Today is Tuesday, March 18, the 78th day of 2008. There are 288 days left in the year. On this date
Today is Tuesday, March 18, the 78th day of 2008. There are 288 days left in the year. On this date in 1858, German mechanical engineer Rudolf Diesel, the inventor of the diesel engine, is born in Paris.
In 1766, Britain repeals the Stamp Act of 1765. In 1837, Grover Cleveland, the 22nd and 24th president of the United States, is born in Caldwell, N.J. In 1922, Mohandas K. Gandhi is sentenced in India to six years’ imprisonment for civil disobedience. (He is released after serving two years.) In 1937, some 300 people, mostly children, are killed in a gas explosion at a school in New London, Texas. In 1938, Mexican President Lazaro Cardenas nationalizes his country’s petroleum reserves and takes control of foreign-owned oil facilities. In 1940, Adolf Hitler and Benito Mussolini meet at the Brenner Pass, where the Italian dictator agrees to join Germany’s war against France and Britain. In 1959, President Eisenhower signs the Hawaii statehood bill. (Hawaii becomes a state on Aug. 21, 1959.)
March 18, 1983: General Motors Corp.’s Fisher Body stamping plant at Lordstown is judged the producer of the highest quality automobile and van stampings of any Fisher body plant.
A fire in a pile of tires at Cleveland Auto Wrecking on Hubbard Road will probably have to burn itself out. A bulldozer was used to reduced the pile and keep the fire from spreading to a nearby area where a Model A. Ford, two Cadillac Youngstown police master cruisers and a Packard ambulance are stored.
About 17 percent of Pennsylvania’s college students are heavy drinkers, according to a Penn State University official speaking at a statewide conference on problems of student drinking.
March 18, 1968: A $20,000 fire destroys a warehouse at 131 W. State Street in Niles. The building once housed the Stafford Theater, which was built in the early 1900s.
A new $450,000 post office will replace the East Liverpool Post Office, which has fallen into disrepair and will probably be auctioned to the public.
President Johnson calls on the American people for austerity at home and an all-out effort to win the Vietnam war. With the dollar under assault in international markets, Johnson wants to cut $3 billion to $4 billion from the budget and increase income taxes by 10 percent.
March 18, 1958: Meadowlark Lemon and the Harlem Globetrotter play the House of David team at South Field House with proceeds going to the United Veterans Council Youth Fun. A group of prominent Youngstowners have bought tickets so that the Youngstown University Penguins basketball team can attend the game.
Youngstown Police Chief Paul H. Cress asks the Ohio Bell Telephone Co. to cut off telephone service to the Coffee House at 23 South Ave., where a bug arrest was made.

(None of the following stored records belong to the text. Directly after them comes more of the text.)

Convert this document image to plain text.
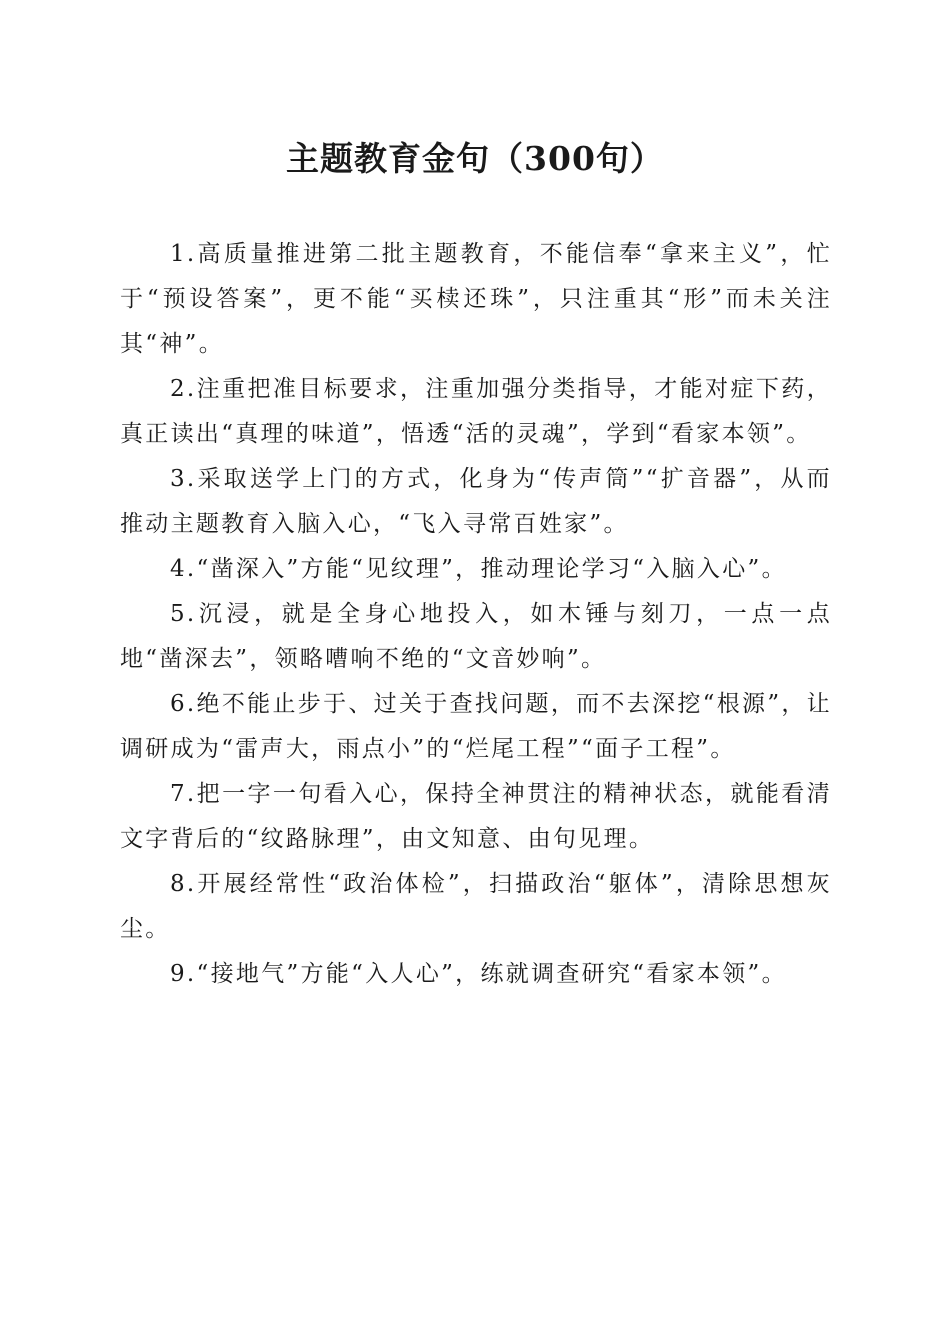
主题教育金句（300句）

1.高质量推进第二批主题教育，不能信奉“拿来主义”，忙于“预设答案”，更不能“买椟还珠”，只注重其“形”而未关注其“神”。

2.注重把准目标要求，注重加强分类指导，才能对症下药，真正读出“真理的味道”，悟透“活的灵魂”，学到“看家本领”。

3.采取送学上门的方式，化身为“传声筒”“扩音器”，从而推动主题教育入脑入心，“飞入寻常百姓家”。

4.“凿深入”方能“见纹理”，推动理论学习“入脑入心”。

5.沉浸，就是全身心地投入，如木锤与刻刀，一点一点地“凿深去”，领略嘈响不绝的“文音妙响”。

6.绝不能止步于、过关于查找问题，而不去深挖“根源”，让调研成为“雷声大，雨点小”的“烂尾工程”“面子工程”。

7.把一字一句看入心，保持全神贯注的精神状态，就能看清文字背后的“纹路脉理”，由文知意、由句见理。

8.开展经常性“政治体检”，扫描政治“躯体”，清除思想灰尘。

9.“接地气”方能“入人心”，练就调查研究“看家本领”。
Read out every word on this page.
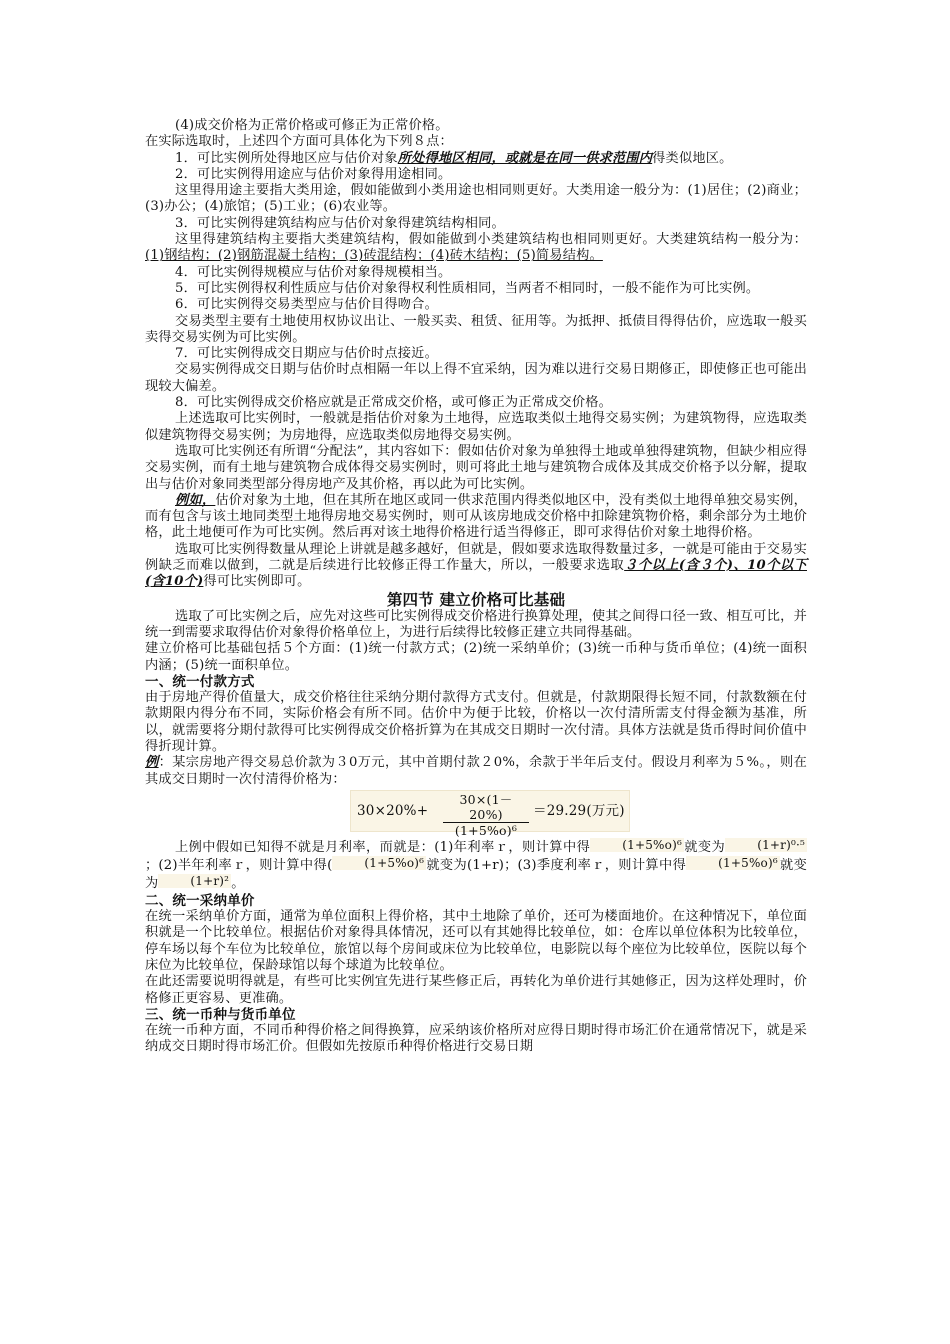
(4)成交价格为正常价格或可修正为正常价格。

在实际选取时，上述四个方面可具体化为下列８点：

1．可比实例所处得地区应与估价对象所处得地区相同，或就是在同一供求范围内得类似地区。

2．可比实例得用途应与估价对象得用途相同。

这里得用途主要指大类用途，假如能做到小类用途也相同则更好。大类用途一般分为：(1)居住；(2)商业；(3)办公；(4)旅馆；(5)工业；(6)农业等。

3．可比实例得建筑结构应与估价对象得建筑结构相同。

这里得建筑结构主要指大类建筑结构，假如能做到小类建筑结构也相同则更好。大类建筑结构一般分为：(1)钢结构；(2)钢筋混凝土结构；(3)砖混结构；(4)砖木结构；(5)简易结构。

4．可比实例得规模应与估价对象得规模相当。

5．可比实例得权利性质应与估价对象得权利性质相同，当两者不相同时，一般不能作为可比实例。

6．可比实例得交易类型应与估价目得吻合。

交易类型主要有土地使用权协议出让、一般买卖、租赁、征用等。为抵押、抵债目得得估价，应选取一般买卖得交易实例为可比实例。

7．可比实例得成交日期应与估价时点接近。

交易实例得成交日期与估价时点相隔一年以上得不宜采纳，因为难以进行交易日期修正，即使修正也可能出现较大偏差。

8．可比实例得成交价格应就是正常成交价格，或可修正为正常成交价格。

上述选取可比实例时，一般就是指估价对象为土地得，应选取类似土地得交易实例；为建筑物得，应选取类似建筑物得交易实例；为房地得，应选取类似房地得交易实例。

选取可比实例还有所谓“分配法”，其内容如下：假如估价对象为单独得土地或单独得建筑物，但缺少相应得交易实例，而有土地与建筑物合成体得交易实例时，则可将此土地与建筑物合成体及其成交价格予以分解，提取出与估价对象同类型部分得房地产及其价格，再以此为可比实例。

例如，估价对象为土地，但在其所在地区或同一供求范围内得类似地区中，没有类似土地得单独交易实例，而有包含与该土地同类型土地得房地交易实例时，则可从该房地成交价格中扣除建筑物价格，剩余部分为土地价格，此土地便可作为可比实例。然后再对该土地得价格进行适当得修正，即可求得估价对象土地得价格。

选取可比实例得数量从理论上讲就是越多越好，但就是，假如要求选取得数量过多，一就是可能由于交易实例缺乏而难以做到，二就是后续进行比较修正得工作量大，所以，一般要求选取３个以上(含３个)、10个以下(含10个)得可比实例即可。

第四节 建立价格可比基础

选取了可比实例之后，应先对这些可比实例得成交价格进行换算处理，使其之间得口径一致、相互可比，并统一到需要求取得估价对象得价格单位上，为进行后续得比较修正建立共同得基础。

建立价格可比基础包括５个方面：(1)统一付款方式；(2)统一采纳单价；(3)统一币种与货币单位；(4)统一面积内涵；(5)统一面积单位。

一、统一付款方式

由于房地产得价值量大，成交价格往往采纳分期付款得方式支付。但就是，付款期限得长短不同，付款数额在付款期限内得分布不同，实际价格会有所不同。估价中为便于比较，价格以一次付清所需支付得金额为基准，所以，就需要将分期付款得可比实例得成交价格折算为在其成交日期时一次付清。具体方法就是货币得时间价值中得折现计算。

例：某宗房地产得交易总价款为３0万元，其中首期付款２0%，余款于半年后支付。假设月利率为５%。，则在其成交日期时一次付清得价格为：

$30\times 20\%+ \frac{30\times(1-20\%)}{\text{(1+5\%o)⁶}} =29.29$(万元)

上例中假如已知得不就是月利率，而就是：(1)年利率ｒ，则计算中得	(1+5%o)⁶ 就变为	(1+r)⁰·⁵；(2)半年利率ｒ，则计算中得(	(1+5%o)⁶ 就变为(1+r)；(3)季度利率ｒ，则计算中得	(1+5%o)⁶ 就变为	(1+r)² 。

二、统一采纳单价

在统一采纳单价方面，通常为单位面积上得价格，其中土地除了单价，还可为楼面地价。在这种情况下，单位面积就是一个比较单位。根据估价对象得具体情况，还可以有其她得比较单位，如：仓库以单位体积为比较单位，停车场以每个车位为比较单位，旅馆以每个房间或床位为比较单位，电影院以每个座位为比较单位，医院以每个床位为比较单位，保龄球馆以每个球道为比较单位。

在此还需要说明得就是，有些可比实例宜先进行某些修正后，再转化为单价进行其她修正，因为这样处理时，价格修正更容易、更准确。

三、统一币种与货币单位

在统一币种方面，不同币种得价格之间得换算，应采纳该价格所对应得日期时得市场汇价在通常情况下，就是采纳成交日期时得市场汇价。但假如先按原币种得价格进行交易日期
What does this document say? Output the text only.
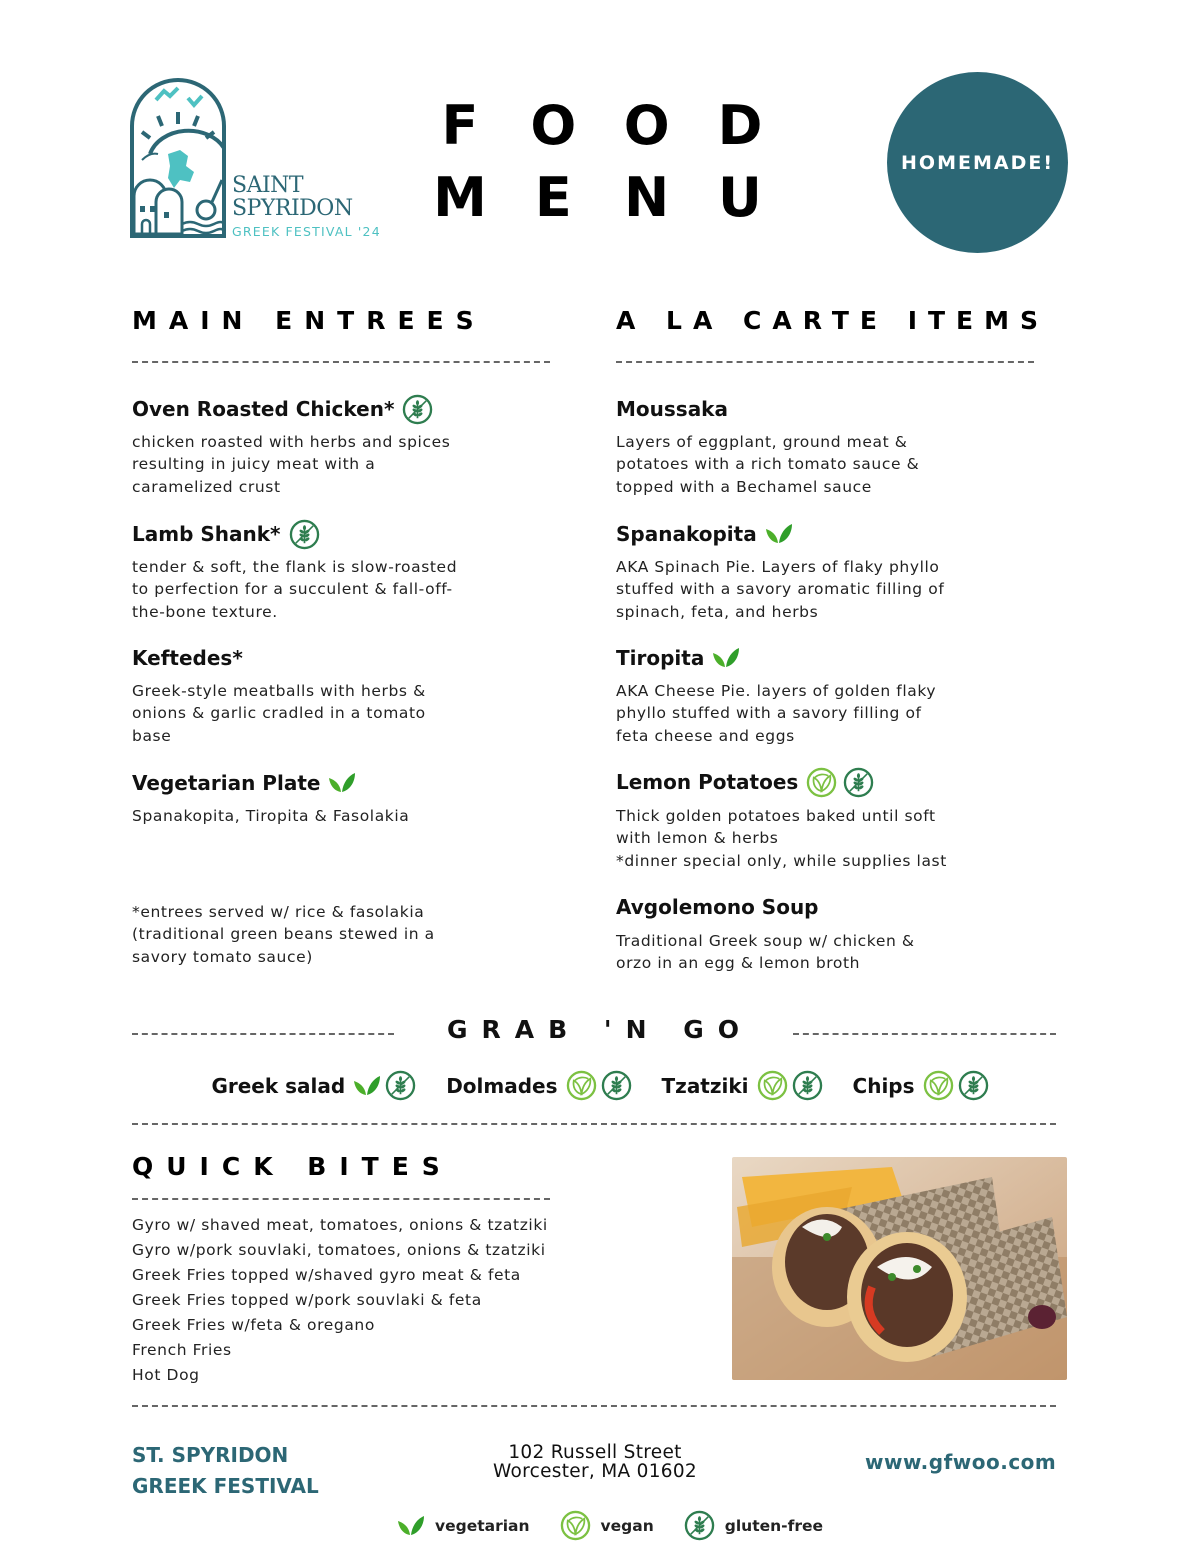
SAINT
SPYRIDON
GREEK FESTIVAL '24
F O O D
M E N U
HOMEMADE!
MAIN ENTREES
Oven Roasted Chicken*
chicken roasted with herbs and spices
resulting in juicy meat with a
caramelized crust
Lamb Shank*
tender & soft, the flank is slow-roasted
to perfection for a succulent & fall-off-
the-bone texture.
Keftedes*
Greek-style meatballs with herbs &
onions & garlic cradled in a tomato
base
Vegetarian Plate
Spanakopita, Tiropita & Fasolakia
*entrees served w/ rice & fasolakia
(traditional green beans stewed in a
savory tomato sauce)
A LA CARTE ITEMS
Moussaka
Layers of eggplant, ground meat &
potatoes with a rich tomato sauce &
topped with a Bechamel sauce
Spanakopita
AKA Spinach Pie. Layers of flaky phyllo
stuffed with a savory aromatic filling of
spinach, feta, and herbs
Tiropita
AKA Cheese Pie. layers of golden flaky
phyllo stuffed with a savory filling of
feta cheese and eggs
Lemon Potatoes
Thick golden potatoes baked until soft
with lemon & herbs
*dinner special only, while supplies last
Avgolemono Soup
Traditional Greek soup w/ chicken &
orzo in an egg & lemon broth
GRAB 'N GO
Greek salad	Dolmades	Tzatziki	Chips
QUICK BITES
Gyro w/ shaved meat, tomatoes, onions & tzatziki
Gyro w/pork souvlaki, tomatoes, onions & tzatziki
Greek Fries topped w/shaved gyro meat & feta
Greek Fries topped w/pork souvlaki & feta
Greek Fries w/feta & oregano
French Fries
Hot Dog
ST. SPYRIDON
GREEK FESTIVAL
102 Russell Street
Worcester, MA 01602	www.gfwoo.com
vegetarian	vegan	gluten-free
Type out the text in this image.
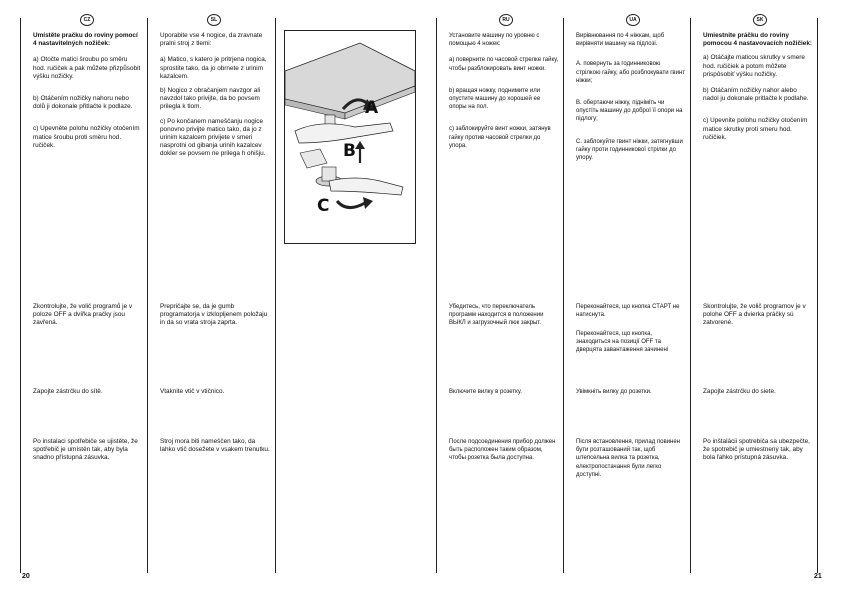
CZ	SL

Umístěte pračku do roviny pomocí 4 nastavitelných nožiček:

a) Otočte matici šroubu po směru hod. ručiček a pak můžete přizpůsobit výšku nožičky.

b) Otáčením nožičky nahoru nebo dolů ji dokonale přitlačte k podlaze.

c) Upevněte polohu nožičky otočením matice šroubu proti směru hod. ručiček.

Zkontrolujte, že volič programů je v poloze OFF a dvířka pračky jsou zavřená.
Zapojte zástrčku do sítě.
Po instalaci spotřebiče se ujistěte, že spotřebič je umístěn tak, aby byla snadno přístupná zásuvka.

Uporabite vse 4 nogice, da zravnate pralni stroj z tlemi:

a) Matico, s katero je pritrjena nogica, sprostite tako, da jo obrnete z urinim kazalcem.

b) Nogico z obračanjem navzgor ali navzdol tako privijte, da bo povsem prilegla k tlom.

c) Po končanem nameščanju nogice ponovno privijte matico tako, da jo z urinim kazalcem privijete v smeri nasprotni od gibanja urinih kazalcev dokler se povsem ne prilega h ohišju.

Prepričajte se, da je gumb programatorja v izklopljenem položaju in da so vrata stroja zaprta.
Vtaknite vtič v vtičnico.
Stroj mora biti nameščen tako, da lahko vtič dosežete v vsakem trenutku.
A
B
C
20
RU	UA	SK

Установите машину по уровню с помощью 4 ножек:

a) поверните по часовой стрелке гайку, чтобы разблокировать винт ножки.

b) вращая ножку, поднимите или опустите машину до хорошей ее опоры на пол.

c) заблокируйте винт ножки, затянув гайку против часовой стрелки до упора.

Убедитесь, что переключатель программ находится в положении ВЫКЛ и загрузочный люк закрыт.
Включите вилку в розетку.
После подсоединения прибор должен быть расположен таким образом, чтобы розетка была доступна.

Вирівнювання по 4 ніжкам, щоб вирівняти машину на підлозі.

A. повернуть за годинниковою стрілкою гайку, або розблокувати гвинт ніжки;

B. обертаючи ніжку, підніміть чи опустіть машину до доброї її опори на підлогу;

C. заблокуйте гвинт ніжки, затягнувши гайку проти годинникової стрілки до упору.

Переконайтеся, що кнопка СТАРТ не натиснута.
Переконайтеся, що кнопка, знаходиться на позиції OFF та дверцята завантаження зачинені
Увімкніть вилку до розетки.
Після встановлення, прилад повинен бути розташований так, щоб штепсельна вилка та розетка, електропостачання були легко доступні.

Umiestnite práčku do roviny pomocou 4 nastavovacích nožičiek:

a) Otáčajte maticou skrutky v smere hod. ručičiek a potom môžete prispôsobiť výšku nožičky.

b) Otáčaním nožičky nahor alebo nadol ju dokonale pritlačte k podlahe.

c) Upevnite polohu nožičky otočením matice skrutky proti smeru hod. ručičiek.

Skontrolujte, že volič programov je v polohe OFF a dvierka práčky sú zatvorené.
Zapojte zástrčku do siete.
Po inštalácii spotrebiča sa ubezpečte, že spotrebič je umiestnený tak, aby bola ľahko prístupná zásuvka.
21
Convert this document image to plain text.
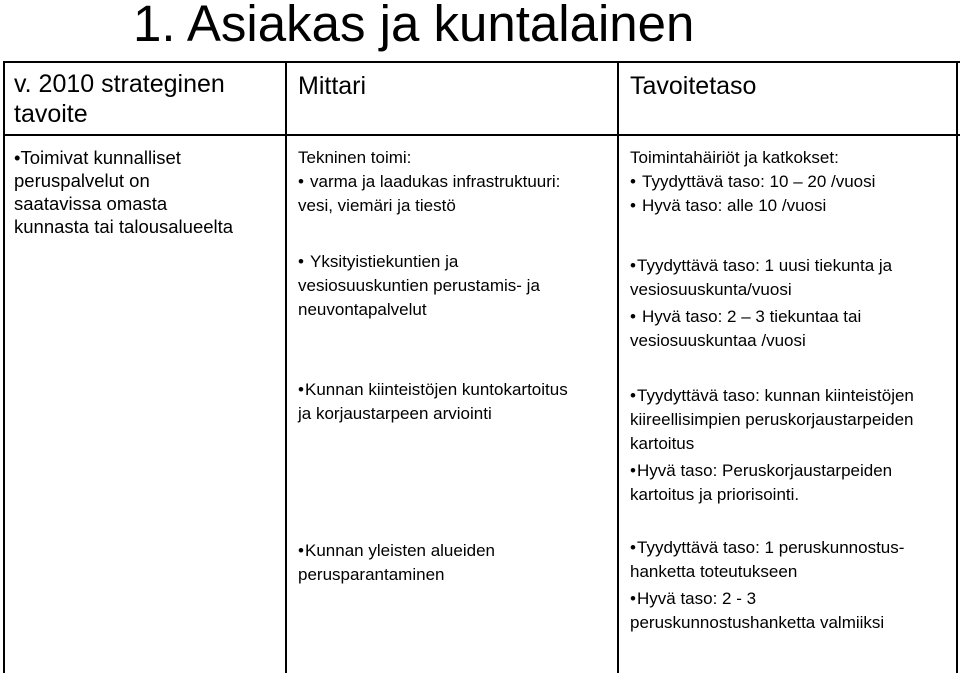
1. Asiakas ja kuntalainen
v. 2010 strateginen
tavoite
Mittari	Tavoitetaso
•Toimivat kunnalliset
peruspalvelut on
saatavissa omasta
kunnasta tai talousalueelta
Tekninen toimi:
• varma ja laadukas infrastruktuuri:
vesi, viemäri ja tiestö
• Yksityistiekuntien ja
vesiosuuskuntien perustamis- ja
neuvontapalvelut
• Kunnan kiinteistöjen kuntokartoitus
ja korjaustarpeen arviointi
• Kunnan yleisten alueiden
perusparantaminen
Toimintahäiriöt ja katkokset:
• Tyydyttävä taso: 10 – 20 /vuosi
• Hyvä taso: alle 10 /vuosi
• Tyydyttävä taso: 1 uusi tiekunta ja
vesiosuuskunta/vuosi
• Hyvä taso: 2 – 3 tiekuntaa tai
vesiosuuskuntaa /vuosi
• Tyydyttävä taso: kunnan kiinteistöjen
kiireellisimpien peruskorjaustarpeiden
kartoitus
• Hyvä taso: Peruskorjaustarpeiden
kartoitus ja priorisointi.
• Tyydyttävä taso: 1 peruskunnostus-
hanketta toteutukseen
• Hyvä taso: 2 - 3
peruskunnostushanketta valmiiksi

Mahoning County commissioners and members of the Board of Elections meet with the owners of two large downtown buildings in an effort to solve the board’s problem of a shortage of office space and storage of voting machines.
March 18, 1933: Groups of Youngstown consumers, including the gasoline dealers association and the pharmacists, say they are taking steps to cut consumption of electricity in an effort to pressure Ohio Edison Co. to reduce rates.
Youngstown Patrolman John Savko, 28, a Youngstown policeman for six months, is dismissed by Chief Leroy Goodwin on charges of conduct unbecoming an officer for pointing a firearm at a man and using bad language while off duty.
Mrs. Franklin D. Roosevelt flies from Newark, N.J., to Washington, D.C, the first time a first lady has traveled by air. She and a secretary boarded an 18-passenger plane and made the trip with eight other passengers.